Alumna honors grandmother, a World War II aviatrix
Add one more to the list of Bad Girls: Elaine Harmon, World War II veteran. Her story never went in the history books, but her granddaughter, ERC graduate Erin Miller ’98, hopes to change that.
During World War II, the United States solved a severe shortage of pilots by training female civilians to fly military aircrafts. Harmon was one of the 1,100 women who volunteered for the WASPs, or Women Airforce Service Pilots, serving their country for two years until the program ended in 1944.
“They were told not to publicize what they had done, and they went home and raised families,” explains Miller. Initially, the WASPs had to fight for military recognition, only earning veteran status and retirement benefits in 1977. Their eligibility to be buried in Arlington National Cemetery was revoked in 2015, a month before Harmon’s passing.

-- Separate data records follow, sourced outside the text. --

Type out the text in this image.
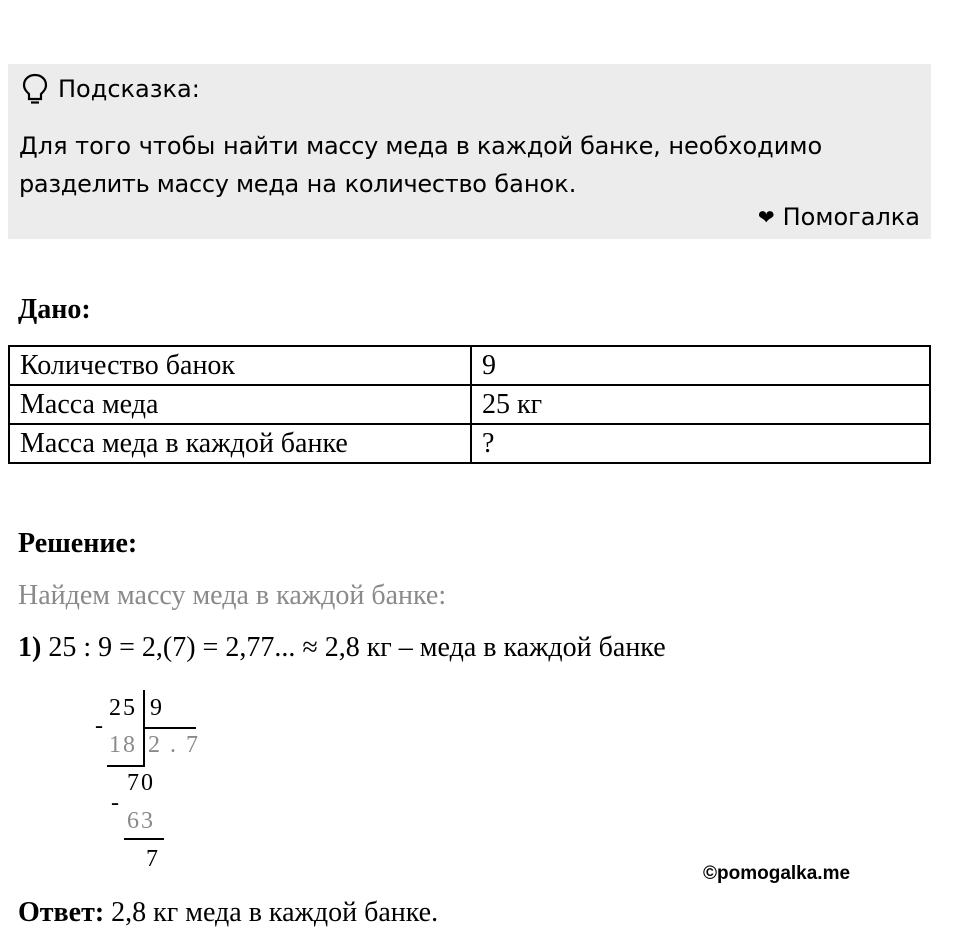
Подсказка:
Для того чтобы найти массу меда в каждой банке, необходимо
разделить массу меда на количество банок.
❤ Помогалка
Дано:
Количество банок	9
Масса меда	25 кг
Масса меда в каждой банке	?
Решение:
Найдем массу меда в каждой банке:
1) 25 : 9 = 2,(7) = 2,77... ≈ 2,8 кг – меда в каждой банке
25 9
-
18 2 . 7
70
-
63
7
©pomogalka.me
Ответ: 2,8 кг меда в каждой банке.
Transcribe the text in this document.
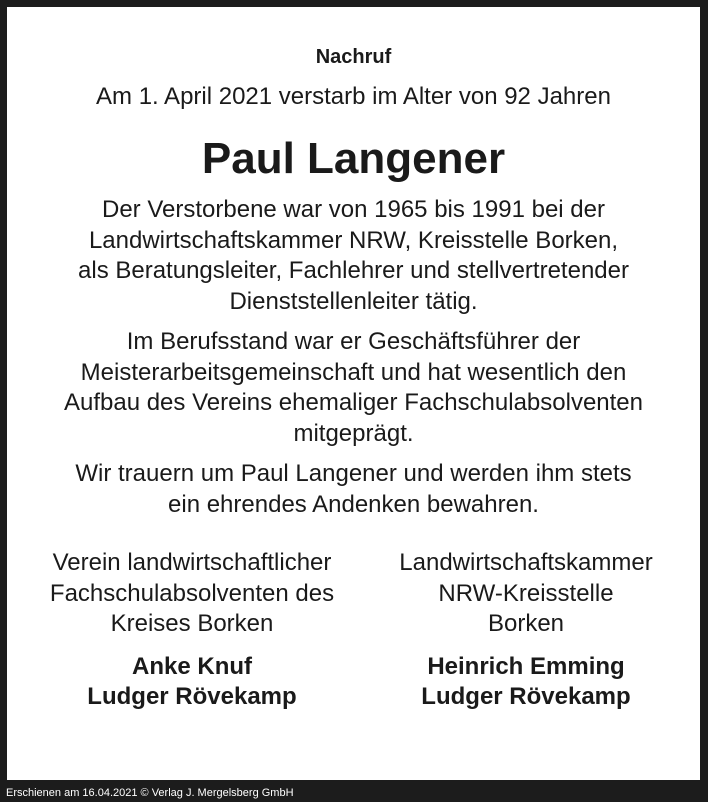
Nachruf
Am 1. April 2021 verstarb im Alter von 92 Jahren
Paul Langener
Der Verstorbene war von 1965 bis 1991 bei der
Landwirtschaftskammer NRW, Kreisstelle Borken,
als Beratungsleiter, Fachlehrer und stellvertretender
Dienststellenleiter tätig.
Im Berufsstand war er Geschäftsführer der
Meisterarbeitsgemeinschaft und hat wesentlich den
Aufbau des Vereins ehemaliger Fachschulabsolventen
mitgeprägt.
Wir trauern um Paul Langener und werden ihm stets
ein ehrendes Andenken bewahren.
Verein landwirtschaftlicher
Fachschulabsolventen des
Kreises Borken
Anke Knuf
Ludger Rövekamp
Landwirtschaftskammer
NRW-Kreisstelle
Borken
Heinrich Emming
Ludger Rövekamp
Erschienen am 16.04.2021 © Verlag J. Mergelsberg GmbH
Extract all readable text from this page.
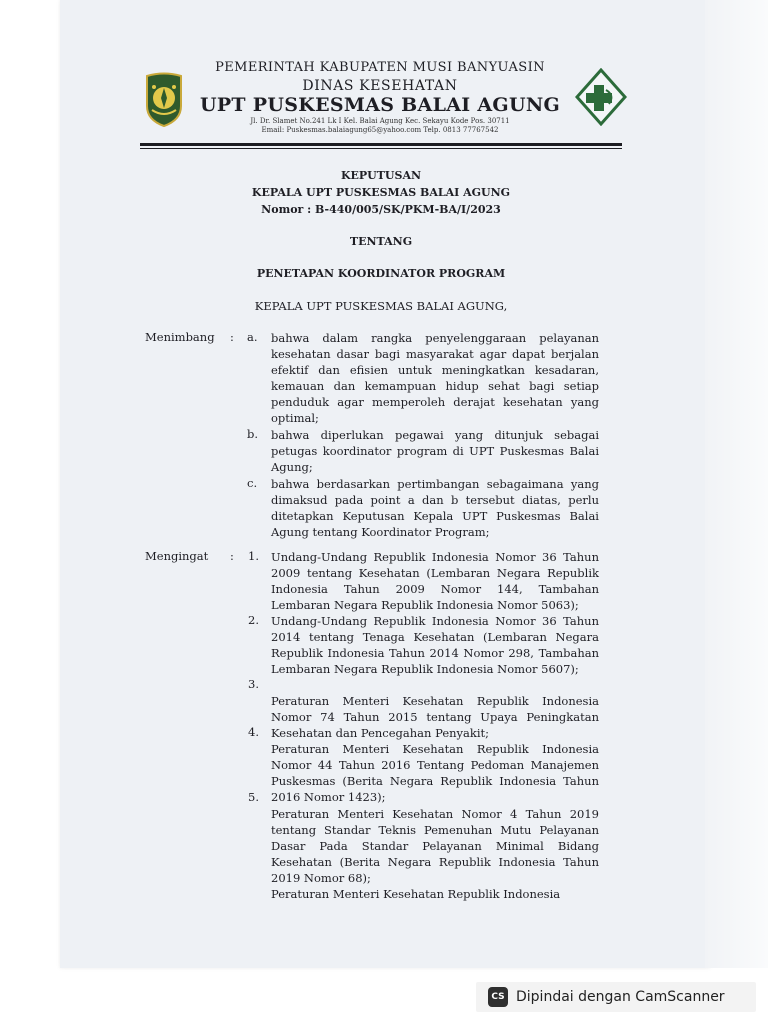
PEMERINTAH KABUPATEN MUSI BANYUASIN
DINAS KESEHATAN
UPT PUSKESMAS BALAI AGUNG
Jl. Dr. Slamet No.241 Lk I Kel. Balai Agung Kec. Sekayu Kode Pos. 30711
Email: Puskesmas.balaiagung65@yahoo.com Telp. 0813 77767542
KEPUTUSAN
KEPALA UPT PUSKESMAS BALAI AGUNG
Nomor : B-440/005/SK/PKM-BA/I/2023
TENTANG
PENETAPAN KOORDINATOR PROGRAM
KEPALA UPT PUSKESMAS BALAI AGUNG,
Menimbang : a. bahwa dalam rangka penyelenggaraan pelayanan kesehatan dasar bagi masyarakat agar dapat berjalan efektif dan efisien untuk meningkatkan kesadaran, kemauan dan kemampuan hidup sehat bagi setiap penduduk agar memperoleh derajat kesehatan yang optimal;
b. bahwa diperlukan pegawai yang ditunjuk sebagai petugas koordinator program di UPT Puskesmas Balai Agung;
c. bahwa berdasarkan pertimbangan sebagaimana yang dimaksud pada point a dan b tersebut diatas, perlu ditetapkan Keputusan Kepala UPT Puskesmas Balai Agung tentang Koordinator Program;
Mengingat : 1.
2.
3.
4.
5.
Undang-Undang Republik Indonesia Nomor 36 Tahun 2009 tentang Kesehatan (Lembaran Negara Republik Indonesia Tahun 2009 Nomor 144, Tambahan Lembaran Negara Republik Indonesia Nomor 5063);
Undang-Undang Republik Indonesia Nomor 36 Tahun 2014 tentang Tenaga Kesehatan (Lembaran Negara Republik Indonesia Tahun 2014 Nomor 298, Tambahan Lembaran Negara Republik Indonesia Nomor 5607);
Peraturan Menteri Kesehatan Republik Indonesia Nomor 74 Tahun 2015 tentang Upaya Peningkatan Kesehatan dan Pencegahan Penyakit;
Peraturan Menteri Kesehatan Republik Indonesia Nomor 44 Tahun 2016 Tentang Pedoman Manajemen Puskesmas (Berita Negara Republik Indonesia Tahun 2016 Nomor 1423);
Peraturan Menteri Kesehatan Nomor 4 Tahun 2019 tentang Standar Teknis Pemenuhan Mutu Pelayanan Dasar Pada Standar Pelayanan Minimal Bidang Kesehatan (Berita Negara Republik Indonesia Tahun 2019 Nomor 68);
Peraturan Menteri Kesehatan Republik Indonesia
CS Dipindai dengan CamScanner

That struck a nerve with Miller.
The family launched a grassroots campaign and petition that gained over 178,000 supporters and mass media attention. In May 2016, the law was signed ensuring that Miller’s grandmother, and all other WASPs, can be buried at Arlington. Harmon was laid to rest alongside fellow veterans this past September.
“My grandmother was passionate about the legacy of the WASPs and hoped the next generation would learn about these women,” says Miller. In this spirit, Miller is working on a book, Final Flight, Final Fight, to share the history of the WASPs, the story of her grandmother, and the fight to ensure equal recognition.